13 Şubat 2008
Sıkıntılı
bir dönem geçiren bir arkadaşım bana “…ben sanıyorum ki bu başıma gelenlerle
ben başedemiyorum, benim dışımdaki herkes akıllı ben salak, yani başkası benim
yerimde
olsa bunlarla başeder, inan bana hep böyle düşünüyorum o yüzden de böyle bunaltıma girince çok utanıyorum…” diye yazmış.
olsa bunlarla başeder, inan bana hep böyle düşünüyorum o yüzden de böyle bunaltıma girince çok utanıyorum…” diye yazmış.
Banu:
Yav kadın, "başkası
olsaydı ne yapardı"dan sana ne? Belki kimi daha rahat başederdi, ama kimi
de şimdiye 40 kere intihar ettiydi, bunun bi şablonu yok ki, senin
sıkıntılarının kimilerine önemsiz ya da hafif gelmesinin hiç bir önemi yok,
bunlar SENİN sıkıntıların, SENİN için önemli, bunu aynı kitabı okuyup kiminin
çok beğenmesi kiminin nefret etmesi gibi düşün, herkes aynı şeylerden aynı
sonuçları çıkarmaz, herkes aynı şeye bakıp aynı şeyi görmez, masabiriiiin,
hepsinden önce de dinazorlar vardı, töbe töbe, sen bunların hepsini biliyorsun
da unutmuşun.
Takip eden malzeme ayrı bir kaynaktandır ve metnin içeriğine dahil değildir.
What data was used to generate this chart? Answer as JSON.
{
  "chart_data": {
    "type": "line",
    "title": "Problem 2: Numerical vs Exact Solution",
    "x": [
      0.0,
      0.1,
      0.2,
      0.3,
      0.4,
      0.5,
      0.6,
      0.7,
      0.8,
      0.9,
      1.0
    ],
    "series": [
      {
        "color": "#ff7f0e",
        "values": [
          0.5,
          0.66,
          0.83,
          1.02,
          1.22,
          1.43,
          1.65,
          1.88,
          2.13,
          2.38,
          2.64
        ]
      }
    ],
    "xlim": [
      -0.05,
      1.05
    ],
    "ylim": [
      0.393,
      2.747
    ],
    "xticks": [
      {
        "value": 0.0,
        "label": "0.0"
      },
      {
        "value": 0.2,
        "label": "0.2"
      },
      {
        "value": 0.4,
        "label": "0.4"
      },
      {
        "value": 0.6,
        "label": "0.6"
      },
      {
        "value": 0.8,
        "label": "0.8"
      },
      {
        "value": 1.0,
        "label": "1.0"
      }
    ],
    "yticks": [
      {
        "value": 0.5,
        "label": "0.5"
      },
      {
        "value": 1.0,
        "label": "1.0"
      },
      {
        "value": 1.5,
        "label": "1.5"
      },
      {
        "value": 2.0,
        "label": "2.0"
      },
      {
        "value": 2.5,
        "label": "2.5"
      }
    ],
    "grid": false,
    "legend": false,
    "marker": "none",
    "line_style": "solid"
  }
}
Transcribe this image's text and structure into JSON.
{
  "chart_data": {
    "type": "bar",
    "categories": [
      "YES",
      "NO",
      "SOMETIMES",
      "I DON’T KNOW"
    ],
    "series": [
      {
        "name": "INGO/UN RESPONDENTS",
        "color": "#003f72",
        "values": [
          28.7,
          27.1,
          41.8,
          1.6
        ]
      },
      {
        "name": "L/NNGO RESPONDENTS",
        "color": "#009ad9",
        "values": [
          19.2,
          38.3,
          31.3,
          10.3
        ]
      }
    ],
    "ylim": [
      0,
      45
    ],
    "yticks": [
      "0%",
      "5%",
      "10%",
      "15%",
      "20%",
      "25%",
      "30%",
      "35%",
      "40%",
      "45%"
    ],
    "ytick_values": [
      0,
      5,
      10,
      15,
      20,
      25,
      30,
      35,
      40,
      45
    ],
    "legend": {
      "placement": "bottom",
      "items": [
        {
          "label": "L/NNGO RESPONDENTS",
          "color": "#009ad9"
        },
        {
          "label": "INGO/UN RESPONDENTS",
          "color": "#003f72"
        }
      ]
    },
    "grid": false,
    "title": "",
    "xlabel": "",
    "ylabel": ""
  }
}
Kimse "hadi ben şimdi bana basit gelen bir şeye kafayı
takayım" demez, kafayı takıyorsan önemlidir, vardır, seni rahatsız
ediyordur, o zaman kötüdür ve de göttür, İŞTE OKKADAN...
14 Şubat 2008
Malum,
sevgililer günü… Bi arkadaşım, “dur bi fentezi yapayım” diye bi senaryo yazmış:
“Ay sokak kapısını bi açtım yerde güller, kıpkırmızı, bir buket gül, bi kalp
şeklinde kırmızı kutusu olan çuku, Allayım seni inandırsın ön kapıdan arka
kapıya kadan bir dayire düşün, adım adım böleydi... Soyna bi de kaffamı
kaldırdım ki ne göreyim, kırmızı beyaz kalp şeklinde balonlarlar asılı değilmi
evimin çatısından yerlere kadan... ay
sıkıldım?”
Banu:
Şekoş, senin fantezini
yiyim ben, duygularımı şöle ifade ediciim: oşt töpek! bunu yapacak birini bul
yani var ya... Yav nedan daha gerçekçi fentezilerin yok (gerçekçi fentezi ne
demekse), mesela kapıyı açmışın, kimse ve hiç bişi yok, meğer mahallenin
çocukları zili çalıp kaçmış, kapatıp salona gelmişin ve tv seyretmeye devam
etmişin, böyle düşün ki 1 gül bile gelse mutlu ol. Bak Aslan benim kalp
kurabiyemi aldı (öğlen yemeğinde dağıttılar), Ekin'e götürecekmiş, kendininkini
ne yapacak bilmiyorum, yiyecektir allah bilir. Benim kocam da bugünü patronla
geçirecekmiş, yani tabi ki unuttu ama ben zaten bu sevgililer günü olayını
biraz fazla "yapıştırma" buluyorum, hani anneler günü falan neyse de,
bu resmen zorla yaratılan bir şey gibi geliyor (öbürü halbuki doğal, doğada
olan bişi "anneler günü", ağacı bile var, geçenlerde de Arizona Üniversitesi'nde
yapılan araştırmalar sonucunda, DNA'da bi "A" kromozomu tespit
etmişler, bunun "anneler gününün "a"sı olduğu düşünülüyormuş,
uzmanlar tedirgin...)
14 Şubat 2008
“Bir
türlü kente ulaşamayan Kızılırmak Suyu konusundaki tartışmalar bitmiyor…” konulu
bir yazı üstüne…
Aslan:
Bizi bekleyen
tehlikenin farkında olunca tehlike azalıyor muydu, artıyor muydu, kahraman
iyice bunalmış ve buz gibi sülfatlı Kızılırmak suyunu yüzüne yüzüne vurmuştur.
19 Şubat 2008
Banu:
Saçma bir soru olduğunu
biliyorum ama gene de sorayım dedim, Cuma günü için Vişnelik'te yer ayırtan
olmadı di mi? Tamam, ben ayırtıyorum. Yukarıdan ayırtacam, taam mı? Eda, Emre'yi
getireceksin, di mi? Ona göre 7 kişilik masa diyeceğim.
Elçin:
Sevgilü Plenses
Arkadaşlarım,
Dün Beril'le
konuşurkene dedi ki, oraya konsamatris kılıklı bir karı almışlar, şarkı neyin
söylüyor, pek bi kötüydü dedi. Di mi Beril kııı? Onun içün başka bir yere
gitsek diyorum. Ne dersiniz?
Banu:
İyi de, biz orayı
çocuklar için istediydik, yani ben öyle istediydim, kimseden de (çocuklulardan)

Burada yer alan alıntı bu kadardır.